Peggy sent l’affolement la gagner. Pendant que Wong s’obstine à examiner les flacons un à un, les débouchant pour les flairer, elle court au téléphone, cherche dans l’aide-mémoire le numéro de la vieille dame. On décroche au bout de trois sonneries.

— Vous êtes passée aujourd’hui ? interroge Peggy après s’être présentée. Ce n’est pourtant pas votre jour…

— Je sais, caquette Ma'Jameson, mais je ne pourrai pas venir la semaine prochaine, je dois aller chez une de mes nièces qui va accoucher, c’est pour ça que je suis passée ce matin, comme ça le ménage vous durera toute la semaine à venir si le señor Brandon veut bien faire un peu attention…

Elle se lance dans d’interminables commentaires sur la grossesse difficile de sa nièce, mais Peggy l’interrompt brutalement.

— Vous avez touché à l’armoire à pharmacie ? demande-t-elle. Vous avez jeté des flacons ?

— Bien sûr ! siffle la vieille piquée au vif. Des flacons sans étiquette, comme toujours. Vous gardez trop de flacons sans étiquette, c’est dangereux. Vous risquez de vous tromper et de vous empoisonner. Il ne faut jamais laisser les étiquettes écrites par le pharmacien se décoller. Je l’ai répété mille fois au señor Brandon.

Peggy est devenue blême, le sang déserte ses mains.

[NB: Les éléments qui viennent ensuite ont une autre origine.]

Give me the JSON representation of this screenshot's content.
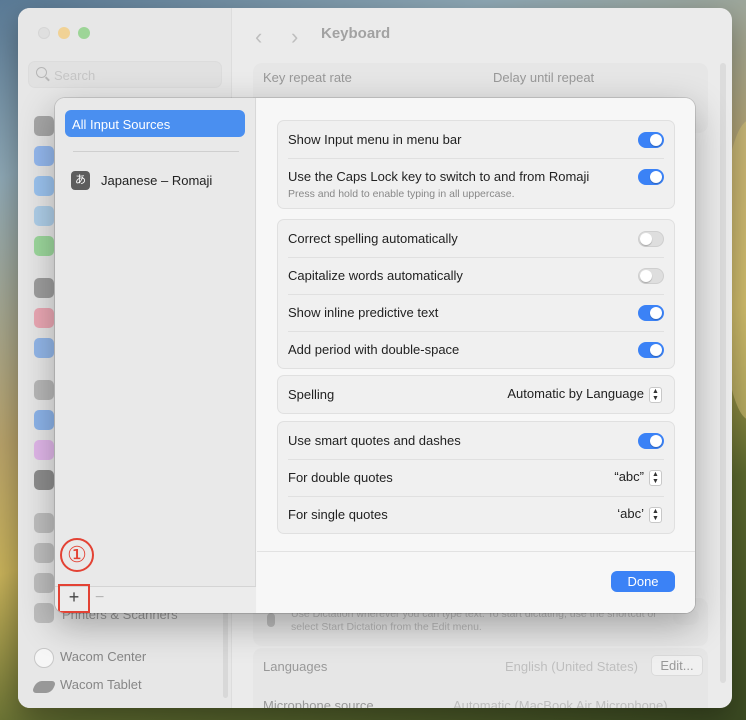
{
  "window": {
    "title": "Keyboard"
  },
  "sidebar": {
    "search_placeholder": "Search",
    "bottom_items": [
      {
        "label": "Printers & Scanners"
      },
      {
        "label": "Wacom Center"
      },
      {
        "label": "Wacom Tablet"
      }
    ]
  },
  "background": {
    "key_repeat_rate": "Key repeat rate",
    "delay_until_repeat": "Delay until repeat",
    "dictation_hint": "Use Dictation wherever you can type text. To start dictating, use the shortcut or select Start Dictation from the Edit menu.",
    "languages_label": "Languages",
    "languages_value": "English (United States)",
    "edit_button": "Edit...",
    "microphone_label": "Microphone source",
    "microphone_value": "Automatic (MacBook Air Microphone)"
  },
  "sheet": {
    "sources": {
      "all_label": "All Input Sources",
      "items": [
        {
          "badge": "あ",
          "label": "Japanese – Romaji"
        }
      ]
    },
    "toolbar": {
      "add": "+",
      "remove": "−"
    },
    "annotation": "①",
    "groups": [
      {
        "rows": [
          {
            "label": "Show Input menu in menu bar",
            "toggle": true
          },
          {
            "label": "Use the Caps Lock key to switch to and from Romaji",
            "sub": "Press and hold to enable typing in all uppercase.",
            "toggle": true
          }
        ]
      },
      {
        "rows": [
          {
            "label": "Correct spelling automatically",
            "toggle": false
          },
          {
            "label": "Capitalize words automatically",
            "toggle": false
          },
          {
            "label": "Show inline predictive text",
            "toggle": true
          },
          {
            "label": "Add period with double-space",
            "toggle": true
          }
        ]
      },
      {
        "rows": [
          {
            "label": "Spelling",
            "value": "Automatic by Language"
          }
        ]
      },
      {
        "rows": [
          {
            "label": "Use smart quotes and dashes",
            "toggle": true
          },
          {
            "label": "For double quotes",
            "value": "“abc”"
          },
          {
            "label": "For single quotes",
            "value": "‘abc’"
          }
        ]
      }
    ],
    "done_label": "Done"
  },
  "colors": {
    "accent": "#3b82f6",
    "annotation": "#e34234"
  }
}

— Les bouteilles, balbutie-t-elle, qu’en avez-vous fait ?

— Je les ai vidées dans le lavabo et j’ai fait couler l’eau, grogne Ma'Jameson d’un ton outragé. C’est pour votre bien, ma petite ! Normalement je devrais me contenter de nettoyer votre porcherie, mais je vous aime bien, alors je prends soin de vous… Je sais que les jeunes n’ont aucune discipline et qu’il faut prendre les précautions à leur place, c’est comme mes petits-fils, ils…

— Les bouteilles vides, coupe Peggy. Où sont les bouteilles vides ?

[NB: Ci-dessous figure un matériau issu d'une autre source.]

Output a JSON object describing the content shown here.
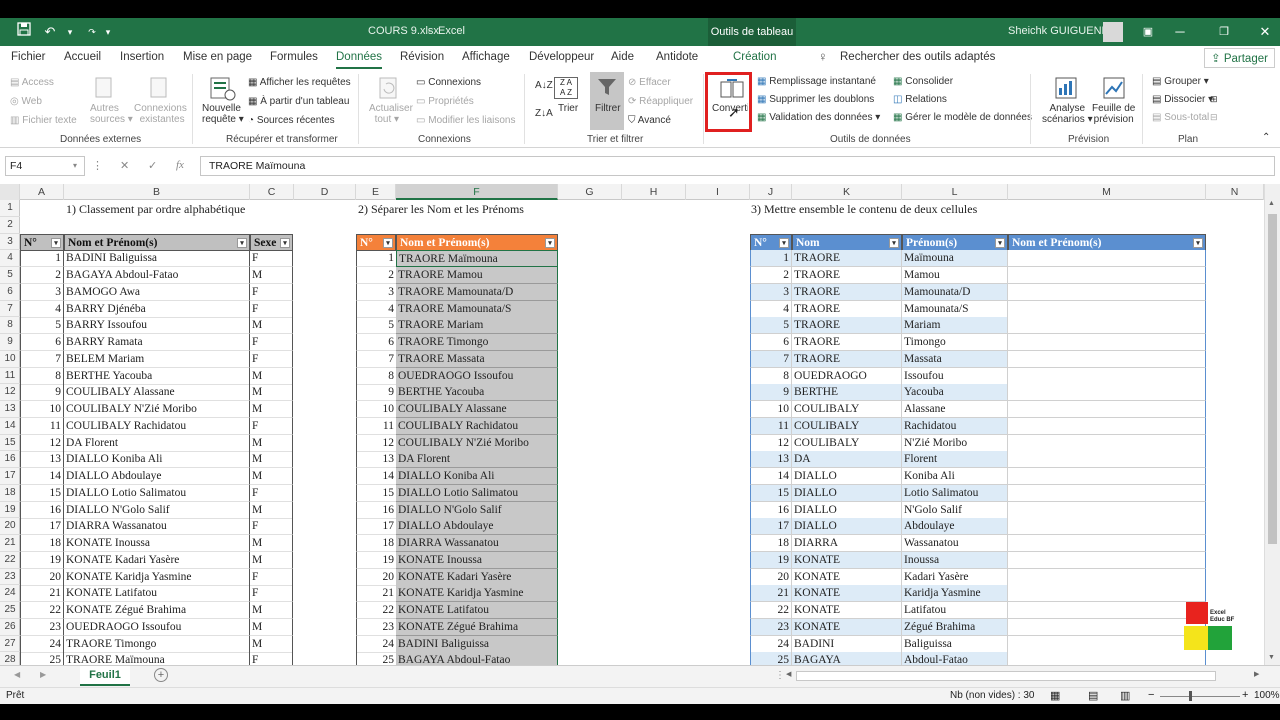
{
  "window": {
    "file": "COURS 9.xlsx",
    "app": "Excel",
    "context_tab": "Outils de tableau",
    "user": "Sheichk GUIGUENDE"
  },
  "tabs": [
    "Fichier",
    "Accueil",
    "Insertion",
    "Mise en page",
    "Formules",
    "Données",
    "Révision",
    "Affichage",
    "Développeur",
    "Aide",
    "Antidote",
    "Création"
  ],
  "active_tab": "Données",
  "search": "Rechercher des outils adaptés",
  "share": "Partager",
  "ribbon": {
    "ext": {
      "access": "Access",
      "web": "Web",
      "text": "Fichier texte",
      "other": "Autres",
      "other2": "sources",
      "existing": "Connexions",
      "existing2": "existantes",
      "label": "Données externes"
    },
    "query": {
      "new": "Nouvelle",
      "new2": "requête",
      "show": "Afficher les requêtes",
      "from_table": "À partir d'un tableau",
      "recent": "Sources récentes",
      "label": "Récupérer et transformer"
    },
    "conn": {
      "refresh": "Actualiser",
      "refresh2": "tout",
      "connections": "Connexions",
      "props": "Propriétés",
      "edit_links": "Modifier les liaisons",
      "label": "Connexions"
    },
    "sort": {
      "sort": "Trier",
      "filter": "Filtrer",
      "clear": "Effacer",
      "reapply": "Réappliquer",
      "advanced": "Avancé",
      "label": "Trier et filtrer"
    },
    "tools": {
      "convert": "Convertir",
      "flash": "Remplissage instantané",
      "dupes": "Supprimer les doublons",
      "validation": "Validation des données",
      "consolidate": "Consolider",
      "relations": "Relations",
      "model": "Gérer le modèle de données",
      "label": "Outils de données"
    },
    "forecast": {
      "whatif": "Analyse",
      "whatif2": "scénarios",
      "sheet": "Feuille de",
      "sheet2": "prévision",
      "label": "Prévision"
    },
    "outline": {
      "group": "Grouper",
      "ungroup": "Dissocier",
      "subtotal": "Sous-total",
      "label": "Plan"
    }
  },
  "namebox": "F4",
  "formula": "TRAORE Maïmouna",
  "columns": [
    "A",
    "B",
    "C",
    "D",
    "E",
    "F",
    "G",
    "H",
    "I",
    "J",
    "K",
    "L",
    "M",
    "N"
  ],
  "rows": [
    "1",
    "2",
    "3",
    "4",
    "5",
    "6",
    "7",
    "8",
    "9",
    "10",
    "11",
    "12",
    "13",
    "14",
    "15",
    "16",
    "17",
    "18",
    "19",
    "20",
    "21",
    "22",
    "23",
    "24",
    "25",
    "26",
    "27",
    "28"
  ],
  "titles": {
    "t1": "1) Classement par ordre alphabétique",
    "t2": "2) Séparer les Nom et les Prénoms",
    "t3": "3) Mettre ensemble le contenu de deux cellules"
  },
  "table1": {
    "headers": [
      "N°",
      "Nom et Prénom(s)",
      "Sexe"
    ],
    "rows": [
      [
        "1",
        "BADINI Baliguissa",
        "F"
      ],
      [
        "2",
        "BAGAYA Abdoul-Fatao",
        "M"
      ],
      [
        "3",
        "BAMOGO Awa",
        "F"
      ],
      [
        "4",
        "BARRY Djénéba",
        "F"
      ],
      [
        "5",
        "BARRY Issoufou",
        "M"
      ],
      [
        "6",
        "BARRY Ramata",
        "F"
      ],
      [
        "7",
        "BELEM Mariam",
        "F"
      ],
      [
        "8",
        "BERTHE Yacouba",
        "M"
      ],
      [
        "9",
        "COULIBALY Alassane",
        "M"
      ],
      [
        "10",
        "COULIBALY N'Zié Moribo",
        "M"
      ],
      [
        "11",
        "COULIBALY Rachidatou",
        "F"
      ],
      [
        "12",
        "DA Florent",
        "M"
      ],
      [
        "13",
        "DIALLO  Koniba Ali",
        "M"
      ],
      [
        "14",
        "DIALLO Abdoulaye",
        "M"
      ],
      [
        "15",
        "DIALLO Lotio Salimatou",
        "F"
      ],
      [
        "16",
        "DIALLO N'Golo Salif",
        "M"
      ],
      [
        "17",
        "DIARRA Wassanatou",
        "F"
      ],
      [
        "18",
        "KONATE Inoussa",
        "M"
      ],
      [
        "19",
        "KONATE Kadari Yasère",
        "M"
      ],
      [
        "20",
        "KONATE Karidja Yasmine",
        "F"
      ],
      [
        "21",
        "KONATE Latifatou",
        "F"
      ],
      [
        "22",
        "KONATE Zégué Brahima",
        "M"
      ],
      [
        "23",
        "OUEDRAOGO Issoufou",
        "M"
      ],
      [
        "24",
        "TRAORE  Timongo",
        "M"
      ],
      [
        "25",
        "TRAORE Maïmouna",
        "F"
      ]
    ]
  },
  "table2": {
    "headers": [
      "N°",
      "Nom et Prénom(s)"
    ],
    "rows": [
      [
        "1",
        "TRAORE Maïmouna"
      ],
      [
        "2",
        "TRAORE Mamou"
      ],
      [
        "3",
        "TRAORE Mamounata/D"
      ],
      [
        "4",
        "TRAORE Mamounata/S"
      ],
      [
        "5",
        "TRAORE Mariam"
      ],
      [
        "6",
        "TRAORE  Timongo"
      ],
      [
        "7",
        "TRAORE Massata"
      ],
      [
        "8",
        "OUEDRAOGO Issoufou"
      ],
      [
        "9",
        "BERTHE Yacouba"
      ],
      [
        "10",
        "COULIBALY Alassane"
      ],
      [
        "11",
        "COULIBALY Rachidatou"
      ],
      [
        "12",
        "COULIBALY N'Zié Moribo"
      ],
      [
        "13",
        "DA Florent"
      ],
      [
        "14",
        "DIALLO  Koniba Ali"
      ],
      [
        "15",
        "DIALLO Lotio Salimatou"
      ],
      [
        "16",
        "DIALLO N'Golo Salif"
      ],
      [
        "17",
        "DIALLO Abdoulaye"
      ],
      [
        "18",
        "DIARRA Wassanatou"
      ],
      [
        "19",
        "KONATE Inoussa"
      ],
      [
        "20",
        "KONATE Kadari Yasère"
      ],
      [
        "21",
        "KONATE Karidja Yasmine"
      ],
      [
        "22",
        "KONATE Latifatou"
      ],
      [
        "23",
        "KONATE Zégué Brahima"
      ],
      [
        "24",
        "BADINI Baliguissa"
      ],
      [
        "25",
        "BAGAYA Abdoul-Fatao"
      ]
    ]
  },
  "table3": {
    "headers": [
      "N°",
      "Nom",
      "Prénom(s)",
      "Nom et Prénom(s)"
    ],
    "rows": [
      [
        "1",
        "TRAORE",
        "Maïmouna"
      ],
      [
        "2",
        "TRAORE",
        "Mamou"
      ],
      [
        "3",
        "TRAORE",
        "Mamounata/D"
      ],
      [
        "4",
        "TRAORE",
        "Mamounata/S"
      ],
      [
        "5",
        "TRAORE",
        "Mariam"
      ],
      [
        "6",
        "TRAORE",
        "Timongo"
      ],
      [
        "7",
        "TRAORE",
        "Massata"
      ],
      [
        "8",
        "OUEDRAOGO",
        "Issoufou"
      ],
      [
        "9",
        "BERTHE",
        "Yacouba"
      ],
      [
        "10",
        "COULIBALY",
        "Alassane"
      ],
      [
        "11",
        "COULIBALY",
        "Rachidatou"
      ],
      [
        "12",
        "COULIBALY",
        "N'Zié Moribo"
      ],
      [
        "13",
        "DA",
        "Florent"
      ],
      [
        "14",
        "DIALLO",
        "Koniba Ali"
      ],
      [
        "15",
        "DIALLO",
        "Lotio Salimatou"
      ],
      [
        "16",
        "DIALLO",
        "N'Golo Salif"
      ],
      [
        "17",
        "DIALLO",
        "Abdoulaye"
      ],
      [
        "18",
        "DIARRA",
        "Wassanatou"
      ],
      [
        "19",
        "KONATE",
        "Inoussa"
      ],
      [
        "20",
        "KONATE",
        "Kadari Yasère"
      ],
      [
        "21",
        "KONATE",
        "Karidja Yasmine"
      ],
      [
        "22",
        "KONATE",
        "Latifatou"
      ],
      [
        "23",
        "KONATE",
        "Zégué Brahima"
      ],
      [
        "24",
        "BADINI",
        "Baliguissa"
      ],
      [
        "25",
        "BAGAYA",
        "Abdoul-Fatao"
      ]
    ]
  },
  "sheet_tab": "Feuil1",
  "status": {
    "ready": "Prêt",
    "count": "Nb (non vides) : 30",
    "zoom": "100%"
  },
  "logo": {
    "line1": "Excel",
    "line2": "Educ BF"
  },
  "colors": {
    "excel_green": "#217346",
    "orange_header": "#f4813a",
    "blue_header": "#5b8fd0",
    "light_blue": "#ddebf7",
    "gray_fill": "#c8c8c8",
    "highlight_red": "#e02020"
  }
}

— Rincées, elles aussi, répond la vieille femme qui commence à s’irriter de cet interrogatoire. En sortant de chez vous, je les ai jetées dans le collecteur de verre installé au carrefour, avec toutes vos bouteilles de Zinfandel vides qui s’entassaient sous l’évier de la cuisine. Je ne laisse jamais rien traîner, ce n’est pas mon genre. À quoi ça rime toutes ces questions ? Vous avez quelque chose à me reprocher ? Ce serait la première fois qu’on m’accuserait de trop bien faire le ménage !

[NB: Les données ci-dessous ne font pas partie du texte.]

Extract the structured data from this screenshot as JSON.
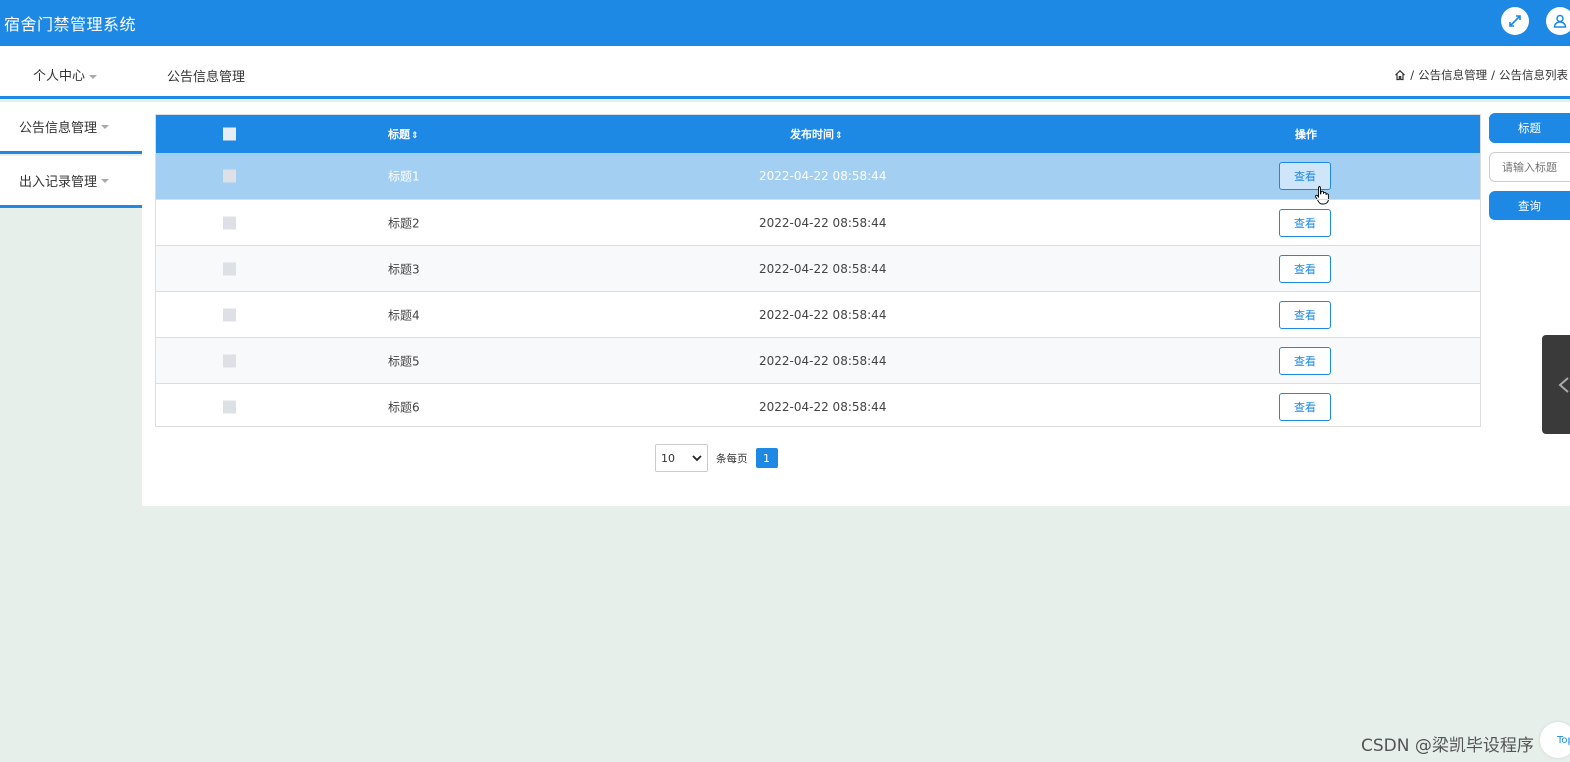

Elle est agacée, prête à contre-attaquer. Peggy bredouille une excuse et raccroche. Wong se tient à côté d’elle, il a tout compris.

— Elle ne devait venir que lundi prochain, gémit Peg. Brandon en a profité pour cacher le flacon au milieu des autres. Il ne se doutait pas qu’elle ferait du zèle et passerait deux fois dans la même semaine… Elle a tout fichu dans les égouts, c’est sa marotte. Elle a l’obsession des médicaments périmés… Je crois qu’un de ses neveux s’est empoisonné de cette façon.

— Alors nous somme foutus, souffle Wong. Il n’y a plus rien à faire.